The mixed reactions of labor to the war — lured by economic advantage, yet repelled by capitalist expansion and violence — ensured that labor could not unite either to stop the war or to conduct class war against the system at home. The reactions of black soldiers to the war were also mixed: there was the simple need to get ahead in a society where opportunities for success were denied the black man, and the military life gave such possibilities. There was race pride, the need to show that blacks were as courageous, as patriotic, as anyone else. And yet, there was with all this the consciousness of a brutal war, fought against colored people, a counterpart of the violence committed against black people in the United States.
Willard Gatewood, in his book Smoked Yankees and the Struggle for Empire, reproduces and analyzes 114 letters to Negro newspapers written by black soldiers in the period 1898–1902. The letters show all those conflicting emotions. Black soldiers encamped in Tampa, Florida, ran into bitter race hatred by white inhabitants there. And then, after they fought with distinction in Cuba, Negroes were not rewarded with officers' commissions; white officers commanded black regiments.
Negro soldiers in Lakeland, Florida, pistol-whipped a drugstore owner when he refused to serve one of them, and then, in a confrontation with a white crowd, killed a civilian. In Tampa, a race riot began when drunken white soldiers used a Negro child as a target to show their marksmanship; Negro soldiers retaliated, and then the streets "ran red with negro blood," according to press dispatches. Twenty-seven Negro soldiers and three whites were severely wounded. The chaplain of a black regiment in Tampa wrote to the Cleveland Gazette:
Is America any better than Spain? Has she not subjects in her very midst who are murdered daily without a trial of judge or jury? Has she not subjects in her own borders whose children are half-fed and half-clothed, because their father's skin is black… Yet the Negro is loyal to his country's flag.
The same chaplain, George Prioleau, talks of black veterans of the Cuban war "unkindly and sneeringly received" in Kansas City, Missouri. He says that "these black boys, heroes of our country, were not allowed to stand at the counters of restaurants and eat a sandwich and drink a cup of coffee, while the white soldiers were welcomed and invited to sit down at the tables and eat free of cost."
But it was the Filipino situation that aroused many blacks in the United States to militant opposition to the war. The senior bishop of the African Methodist Episcopal Church, Henry M. Turner, called the campaign in the Philippines "an unholy war of conquest" and referred to the Filipinos as "sable patriots."

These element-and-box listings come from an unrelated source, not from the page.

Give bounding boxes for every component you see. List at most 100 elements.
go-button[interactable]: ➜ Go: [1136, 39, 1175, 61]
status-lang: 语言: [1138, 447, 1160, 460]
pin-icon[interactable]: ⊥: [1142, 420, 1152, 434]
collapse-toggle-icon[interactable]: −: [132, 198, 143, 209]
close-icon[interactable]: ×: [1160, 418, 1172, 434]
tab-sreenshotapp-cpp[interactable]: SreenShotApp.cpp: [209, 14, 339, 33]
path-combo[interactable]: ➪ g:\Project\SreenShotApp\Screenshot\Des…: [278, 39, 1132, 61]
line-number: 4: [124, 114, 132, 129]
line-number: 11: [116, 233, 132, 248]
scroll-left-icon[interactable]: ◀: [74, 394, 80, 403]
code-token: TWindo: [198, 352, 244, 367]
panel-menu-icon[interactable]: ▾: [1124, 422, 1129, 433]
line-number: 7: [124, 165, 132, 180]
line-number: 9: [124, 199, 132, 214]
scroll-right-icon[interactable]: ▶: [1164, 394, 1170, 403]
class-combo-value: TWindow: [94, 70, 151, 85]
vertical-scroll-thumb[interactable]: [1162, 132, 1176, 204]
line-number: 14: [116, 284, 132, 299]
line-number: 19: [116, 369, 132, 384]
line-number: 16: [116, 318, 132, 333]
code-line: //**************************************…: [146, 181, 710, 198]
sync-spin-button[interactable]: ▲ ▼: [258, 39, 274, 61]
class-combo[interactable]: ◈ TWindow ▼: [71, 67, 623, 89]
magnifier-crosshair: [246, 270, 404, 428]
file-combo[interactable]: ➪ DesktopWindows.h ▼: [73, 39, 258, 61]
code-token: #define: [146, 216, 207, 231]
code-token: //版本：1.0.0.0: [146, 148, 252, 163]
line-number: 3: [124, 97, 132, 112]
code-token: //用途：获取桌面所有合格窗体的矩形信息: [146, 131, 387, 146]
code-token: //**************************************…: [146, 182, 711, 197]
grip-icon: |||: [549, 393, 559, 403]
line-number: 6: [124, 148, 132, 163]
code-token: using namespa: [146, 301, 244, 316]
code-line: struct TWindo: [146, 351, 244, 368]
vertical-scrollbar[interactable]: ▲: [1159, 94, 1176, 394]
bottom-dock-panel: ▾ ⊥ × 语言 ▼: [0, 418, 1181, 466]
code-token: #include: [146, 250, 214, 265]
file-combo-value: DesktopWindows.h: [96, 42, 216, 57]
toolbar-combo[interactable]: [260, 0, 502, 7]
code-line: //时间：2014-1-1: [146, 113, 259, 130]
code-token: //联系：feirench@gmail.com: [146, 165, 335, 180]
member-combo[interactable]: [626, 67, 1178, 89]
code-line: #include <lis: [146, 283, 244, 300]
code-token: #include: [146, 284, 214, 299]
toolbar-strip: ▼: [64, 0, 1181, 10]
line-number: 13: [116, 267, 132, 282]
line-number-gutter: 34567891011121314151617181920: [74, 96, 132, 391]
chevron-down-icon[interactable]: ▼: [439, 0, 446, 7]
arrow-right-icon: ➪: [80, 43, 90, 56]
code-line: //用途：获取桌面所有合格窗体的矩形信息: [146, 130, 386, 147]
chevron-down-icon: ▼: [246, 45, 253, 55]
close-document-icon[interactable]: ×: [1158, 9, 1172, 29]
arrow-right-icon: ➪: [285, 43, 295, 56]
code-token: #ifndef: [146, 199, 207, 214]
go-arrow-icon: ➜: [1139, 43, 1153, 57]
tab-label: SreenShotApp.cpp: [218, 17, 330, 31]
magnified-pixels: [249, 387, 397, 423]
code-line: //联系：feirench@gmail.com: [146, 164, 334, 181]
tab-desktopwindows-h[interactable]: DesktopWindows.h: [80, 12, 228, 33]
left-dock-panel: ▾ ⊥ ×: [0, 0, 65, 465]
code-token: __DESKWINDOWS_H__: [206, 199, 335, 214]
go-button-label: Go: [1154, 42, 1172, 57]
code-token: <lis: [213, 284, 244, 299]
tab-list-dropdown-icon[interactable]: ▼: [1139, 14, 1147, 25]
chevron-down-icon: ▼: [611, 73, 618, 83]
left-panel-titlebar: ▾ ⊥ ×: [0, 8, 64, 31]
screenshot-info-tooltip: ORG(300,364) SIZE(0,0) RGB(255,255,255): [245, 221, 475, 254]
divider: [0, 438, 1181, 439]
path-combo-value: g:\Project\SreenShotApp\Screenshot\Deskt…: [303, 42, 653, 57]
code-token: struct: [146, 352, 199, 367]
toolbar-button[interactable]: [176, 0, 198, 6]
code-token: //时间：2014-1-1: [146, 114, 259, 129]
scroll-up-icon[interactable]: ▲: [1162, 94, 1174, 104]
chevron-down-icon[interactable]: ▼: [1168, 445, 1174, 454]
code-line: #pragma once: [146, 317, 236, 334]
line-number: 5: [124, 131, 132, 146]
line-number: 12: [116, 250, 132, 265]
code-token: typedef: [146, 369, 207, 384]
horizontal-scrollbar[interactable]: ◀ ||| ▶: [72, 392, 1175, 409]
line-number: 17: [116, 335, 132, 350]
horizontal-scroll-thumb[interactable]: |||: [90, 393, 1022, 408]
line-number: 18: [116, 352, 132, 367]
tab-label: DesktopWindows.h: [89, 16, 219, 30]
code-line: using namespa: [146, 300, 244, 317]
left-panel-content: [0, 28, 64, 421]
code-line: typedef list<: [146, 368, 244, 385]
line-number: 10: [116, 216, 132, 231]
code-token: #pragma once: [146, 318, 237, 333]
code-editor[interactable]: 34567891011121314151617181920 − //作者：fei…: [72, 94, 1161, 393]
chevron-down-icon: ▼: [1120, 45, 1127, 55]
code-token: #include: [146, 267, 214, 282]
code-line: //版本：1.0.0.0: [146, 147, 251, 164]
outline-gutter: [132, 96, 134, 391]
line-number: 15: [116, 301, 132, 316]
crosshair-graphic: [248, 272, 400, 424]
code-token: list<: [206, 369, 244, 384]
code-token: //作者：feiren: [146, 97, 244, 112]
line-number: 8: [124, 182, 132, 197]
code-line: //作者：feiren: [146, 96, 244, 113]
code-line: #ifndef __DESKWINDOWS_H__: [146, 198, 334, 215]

There were four black regiments on duty in the Philippines. Many of the black soldiers established rapport with the brown-skinned natives on the islands, and were angered by the term «nigger» used by white troops to describe the Filipinos. An "unusually large number" of black troops deserted during the Philippines campaign, Gatewood says. The Filipino rebels often addressed themselves to "The Colored American Soldier" in posters, reminding them of lynchings back home, asking them not to serve the white imperialist against other colored people.